Company contact for Consultant: Dr. Stephen Dilly, Chief Executive Officer

Compensation

(a)Fees. In consideration of Consultant’s performance of the Services, Company shall pay Consultant an hourly fee of US$400.00. Consultant will be expected to perform the Services for no more than, on average, eight (8) hours per week.

(b)Payment. Company shall make payment within thirty (30) days after receipt of an invoice. All invoices for compensation under this Agreement shall reference the PO number to be provided by Company on execution of this Agreement and be sent to Company electronically at ***@***. On execution of this Agreement, Consultant shall submit a current applicable Internal Revenue Service (“IRS”) tax form (W-9, W-8BEN or W-8BEN-E) to Company.

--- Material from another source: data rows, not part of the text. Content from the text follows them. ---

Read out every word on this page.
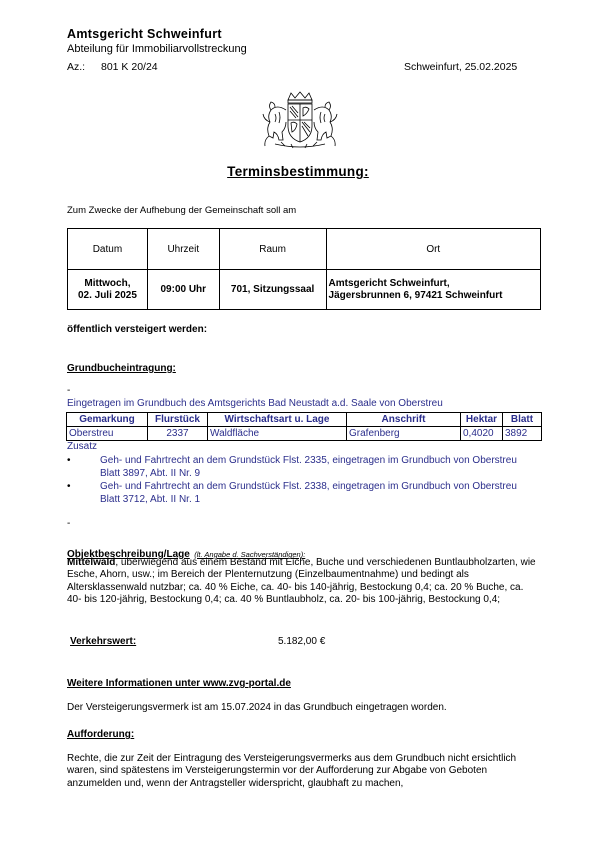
Amtsgericht Schweinfurt
Abteilung für Immobiliarvollstreckung
Az.: 801 K 20/24	Schweinfurt, 25.02.2025
Terminsbestimmung:
Zum Zwecke der Aufhebung der Gemeinschaft soll am
Datum	Uhrzeit	Raum	Ort
Mittwoch,
02. Juli 2025	09:00 Uhr	701, Sitzungssaal	Amtsgericht Schweinfurt,
Jägersbrunnen 6, 97421 Schweinfurt
öffentlich versteigert werden:
Grundbucheintragung:
-
Eingetragen im Grundbuch des Amtsgerichts Bad Neustadt a.d. Saale von Oberstreu
Gemarkung	Flurstück	Wirtschaftsart u. Lage	Anschrift	Hektar	Blatt
Oberstreu	2337	Waldfläche	Grafenberg	0,4020	3892
Zusatz
•	Geh- und Fahrtrecht an dem Grundstück Flst. 2335, eingetragen im Grundbuch von Oberstreu Blatt 3897, Abt. II Nr. 9
•	Geh- und Fahrtrecht an dem Grundstück Flst. 2338, eingetragen im Grundbuch von Oberstreu Blatt 3712, Abt. II Nr. 1
-
Objektbeschreibung/Lage (lt. Angabe d. Sachverständigen):
Mittelwald, überwiegend aus einem Bestand mit Eiche, Buche und verschiedenen Buntlaubholzarten, wie Esche, Ahorn, usw.; im Bereich der Plenternutzung (Einzelbaumentnahme) und bedingt als Altersklassenwald nutzbar; ca. 40 % Eiche, ca. 40- bis 140-jährig, Bestockung 0,4; ca. 20 % Buche, ca. 40- bis 120-jährig, Bestockung 0,4; ca. 40 % Buntlaubholz, ca. 20- bis 100-jährig, Bestockung 0,4;
Verkehrswert:	5.182,00 €
Weitere Informationen unter www.zvg-portal.de
Der Versteigerungsvermerk ist am 15.07.2024 in das Grundbuch eingetragen worden.
Aufforderung:
Rechte, die zur Zeit der Eintragung des Versteigerungsvermerks aus dem Grundbuch nicht ersichtlich waren, sind spätestens im Versteigerungstermin vor der Aufforderung zur Abgabe von Geboten anzumelden und, wenn der Antragsteller widerspricht, glaubhaft zu machen,
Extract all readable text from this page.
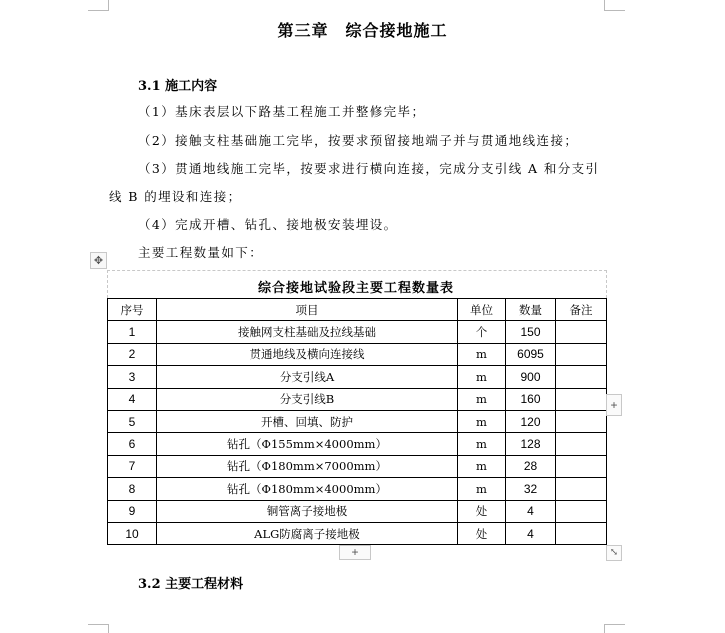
第三章　综合接地施工
3.1 施工内容
（1）基床表层以下路基工程施工并整修完毕；
（2）接触支柱基础施工完毕，按要求预留接地端子并与贯通地线连接；
（3）贯通地线施工完毕，按要求进行横向连接，完成分支引线 A 和分支引
线 B 的埋设和连接；
（4）完成开槽、钻孔、接地极安装埋设。
主要工程数量如下：
✥
综合接地试验段主要工程数量表
序号	项目	单位	数量	备注
1	接触网支柱基础及拉线基础	个	150	
2	贯通地线及横向连接线	m	6095	
3	分支引线A	m	900	
4	分支引线B	m	160	
5	开槽、回填、防护	m	120	
6	钻孔（Φ155mm×4000mm）	m	128	
7	钻孔（Φ180mm×7000mm）	m	28	
8	钻孔（Φ180mm×4000mm）	m	32	
9	铜管离子接地极	处	4	
10	ALG防腐离子接地极	处	4	
+
+	⤡
3.2 主要工程材料
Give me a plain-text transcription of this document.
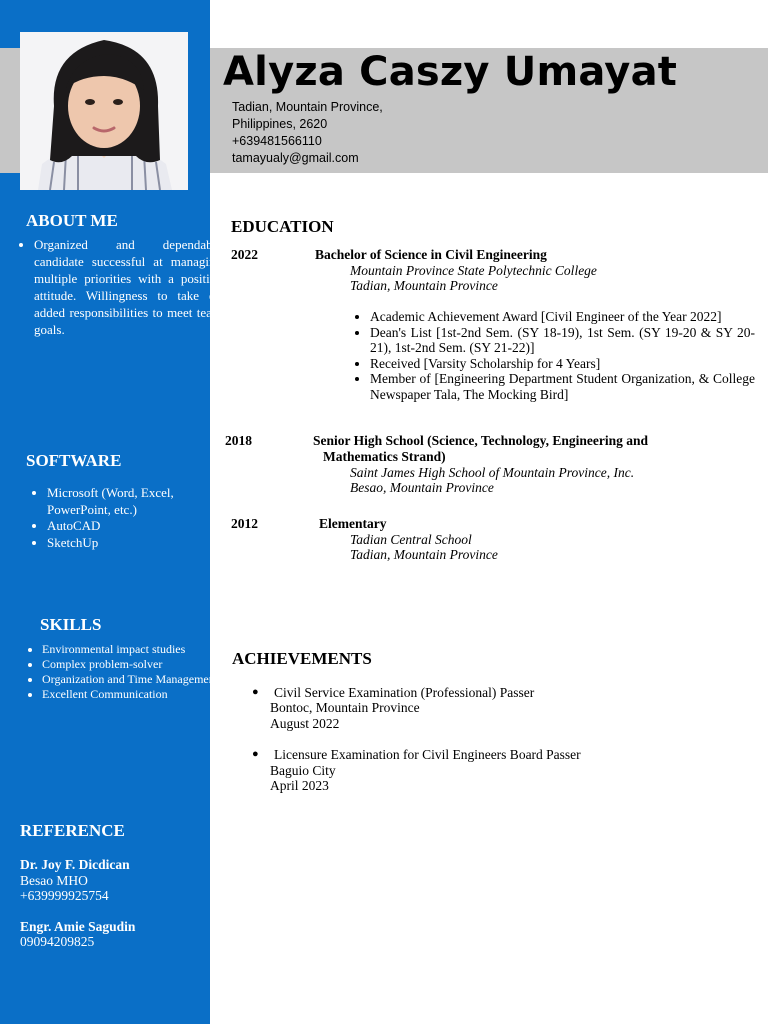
Alyza Caszy Umayat
Tadian, Mountain Province,
Philippines, 2620
+639481566110
tamayualy@gmail.com
ABOUT ME
• Organized and dependable candidate successful at managing multiple priorities with a positive attitude. Willingness to take on added responsibilities to meet team goals.
SOFTWARE
• Microsoft (Word, Excel, PowerPoint, etc.)
• AutoCAD
• SketchUp
SKILLS
• Environmental impact studies
• Complex problem-solver
• Organization and Time Management
• Excellent Communication
REFERENCE
Dr. Joy F. Dicdican
Besao MHO
+639999925754
Engr. Amie Sagudin
09094209825
EDUCATION
2022	Bachelor of Science in Civil Engineering
Mountain Province State Polytechnic College
Tadian, Mountain Province
• Academic Achievement Award [Civil Engineer of the Year 2022]
• Dean's List [1st-2nd Sem. (SY 18-19), 1st Sem. (SY 19-20 & SY 20-21), 1st-2nd Sem. (SY 21-22)]
• Received [Varsity Scholarship for 4 Years]
• Member of [Engineering Department Student Organization, & College Newspaper Tala, The Mocking Bird]
2018	Senior High School (Science, Technology, Engineering and
Mathematics Strand)
Saint James High School of Mountain Province, Inc.
Besao, Mountain Province
2012	Elementary
Tadian Central School
Tadian, Mountain Province
ACHIEVEMENTS
● Civil Service Examination (Professional) Passer
Bontoc, Mountain Province
August 2022
● Licensure Examination for Civil Engineers Board Passer
Baguio City
April 2023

(c)Section 409A.  In order to help prevent adverse tax consequences to Consultant under Section 409A (as defined below), in no event will any payment under this Exhibit A be made later than the later of (1) March 15th of the calendar year following the calendar year in which such payment was earned, or (2) the 15th day of the third (3rd) month following the end of the Company’s fiscal year in which such payment was earned.  All payments and benefits provided for under this Agreement are intended to be exempt from or otherwise comply with the requirements of Section 409A of the Internal Revenue Code of 1986, as amended (the “Code”), and the regulations and guidance thereunder (together, “Section 409A”), so that none of the payments and benefits to be provided hereunder will be subject to the additional tax imposed under Section 409A, and any ambiguities or ambiguous terms herein will be interpreted to be exempt or so comply. Each payment and benefit payable under this Agreement is intended to constitute a separate payment for purposes of Section 1.409A-2(b)(2) of the Treasury Regulations. In no event will the Company have any liability or obligation to reimburse, indemnify or hold harmless Consultant or any other person for any taxes or costs that may be imposed on or incurred by Consultant as a result of Section 409A.